A friend was selling some 200 ounce/inch, 3.5 Amp stepper motors for a great price so I thought it was time to upgrade the taig cnc milling machine. With the old steppers installed, the machine was accurate but slow. Since the old controller couldn’t handle 3.5 amps I decided to upgrade that too. I found a 5 axis controller on ebay for a great price. This controller uses the Toshiba TB6560 stepper driver that can handle up to 36 VDC at 3.5 Amps. I wanted a board with at least 4 axis’ so that I could add a rotary axis to the mill but more about that in another post. I went to the local electronics supplier (Sayal elelctronics) and Parm set me up with a Hammond electronics 24 VAC, 10 Amp transformer (a local manufaturer). I picked up a bridge rectifier, large capacitor, switch, fuse, computer power cord socket and indicator light to complete the power supply. The entire conroller and power suppy were mounted in a computer case.
Transformer, bridge rectifier and capacitor.
Switch, fuse and power socket.
Mounted indicator light and switch.
TB6560 stepper controller board and 200 oz/inch stepper motor.
Power supply and controller mounted in a computer case.

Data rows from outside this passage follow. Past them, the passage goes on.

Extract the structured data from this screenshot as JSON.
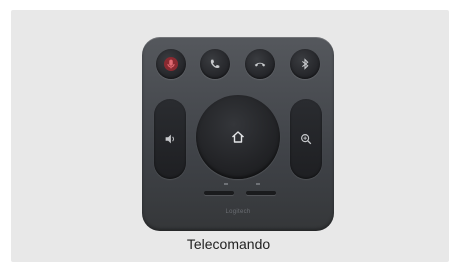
{
  "product": {
    "caption": "Telecomando",
    "brand_text": "Logitech"
  },
  "icons": {
    "mute": "microphone-mute-icon",
    "call": "phone-call-icon",
    "hangup": "phone-hangup-icon",
    "bluetooth": "bluetooth-icon",
    "volume": "speaker-icon",
    "home": "home-icon",
    "zoom": "zoom-in-icon"
  },
  "colors": {
    "background": "#e8e8e8",
    "remote_body": "#4a4d52",
    "mute_accent": "#b0323a",
    "icon_light": "#c8cacd"
  }
}
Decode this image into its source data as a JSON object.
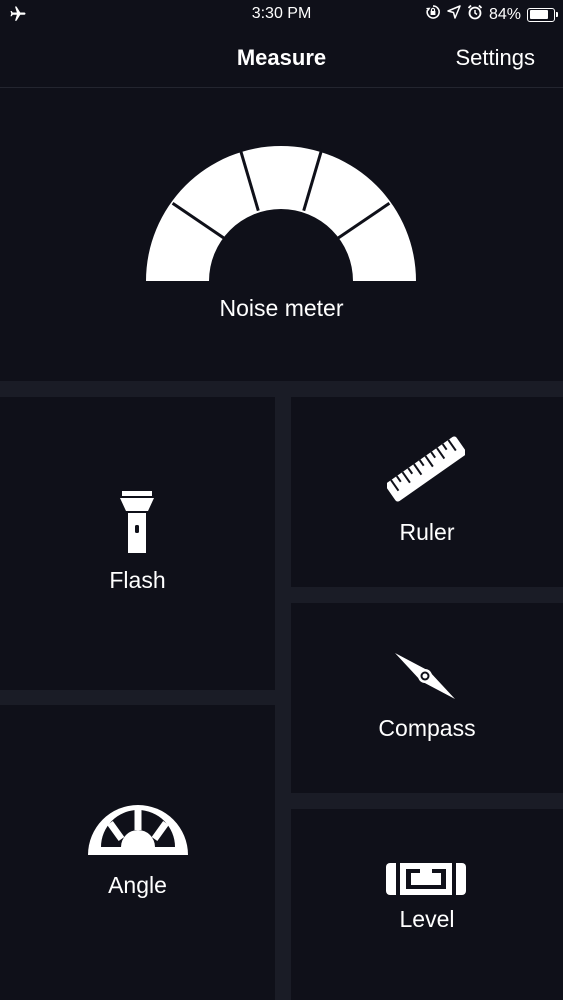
{
  "status_bar": {
    "time": "3:30 PM",
    "battery_percent_label": "84%",
    "battery_level": 0.84,
    "icons": [
      "airplane-icon",
      "screen-lock-rotation-icon",
      "location-arrow-icon",
      "alarm-icon",
      "battery-icon"
    ]
  },
  "nav": {
    "title": "Measure",
    "settings_label": "Settings"
  },
  "tiles": {
    "noise_meter": {
      "label": "Noise meter",
      "icon": "noise-meter-gauge-icon"
    },
    "flash": {
      "label": "Flash",
      "icon": "flashlight-icon"
    },
    "ruler": {
      "label": "Ruler",
      "icon": "ruler-icon"
    },
    "compass": {
      "label": "Compass",
      "icon": "compass-needle-icon"
    },
    "angle": {
      "label": "Angle",
      "icon": "protractor-icon"
    },
    "level": {
      "label": "Level",
      "icon": "spirit-level-icon"
    }
  },
  "colors": {
    "background": "#1a1c26",
    "tile": "#0f1019",
    "foreground": "#ffffff"
  }
}
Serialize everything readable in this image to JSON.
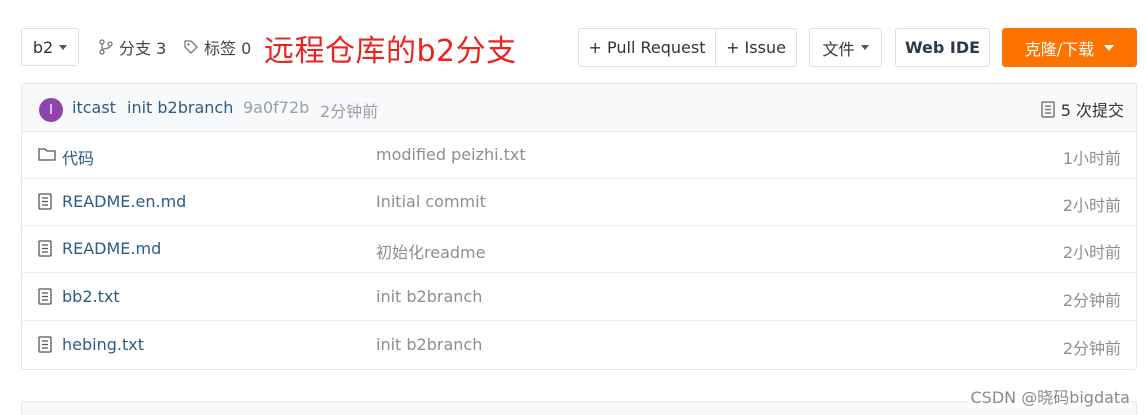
{
  "toolbar": {
    "branch": "b2",
    "branches_label": "分支 3",
    "tags_label": "标签 0",
    "annotation": "远程仓库的b2分支",
    "pull_request_label": "+ Pull Request",
    "issue_label": "+ Issue",
    "files_label": "文件",
    "webide_label": "Web IDE",
    "clone_label": "克隆/下载",
    "clone_color": "#fe7300"
  },
  "commit": {
    "avatar_letter": "I",
    "author": "itcast",
    "message": "init b2branch",
    "hash": "9a0f72b",
    "time": "2分钟前",
    "count_label": "5 次提交"
  },
  "files": [
    {
      "type": "folder",
      "name": "代码",
      "message": "modified peizhi.txt",
      "time": "1小时前"
    },
    {
      "type": "file",
      "name": "README.en.md",
      "message": "Initial commit",
      "time": "2小时前"
    },
    {
      "type": "file",
      "name": "README.md",
      "message": "初始化readme",
      "time": "2小时前"
    },
    {
      "type": "file",
      "name": "bb2.txt",
      "message": "init b2branch",
      "time": "2分钟前"
    },
    {
      "type": "file",
      "name": "hebing.txt",
      "message": "init b2branch",
      "time": "2分钟前"
    }
  ],
  "watermark": "CSDN @晓码bigdata"
}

Close-up of computer case.
After getting all of the stepper motors wired to the controller board it was time to start testing. I noticed that the motors started losing steps and stalling out at speeds greater than 20 inches per minutes. I hooked the oscilloscope up to the step line on one of the axis to see what was going on. Instead of a nice square wave it looked more like a sawtooth because of the slow rise time. This is what was causing all the missed steps at higher speeds. The culprit was slow rise times of the optocouplers situated in the circuit between the parallel port and the drivers. An easy fix was to take the optocouplers out and jumper them with a wire. The parallel port is no longer isolated from the driver chips but that has never been an issue with my other drivers on different machines. The machine can now run easily at 40 inches per minute.
In this photograph, on the left, you can see the waveform of the slow rise time of the optocoupler. The waveform on the right shows nice square waves generated after the optoisolators were jumpered. This makes a big difference considering that there are 8000 steps in one inch.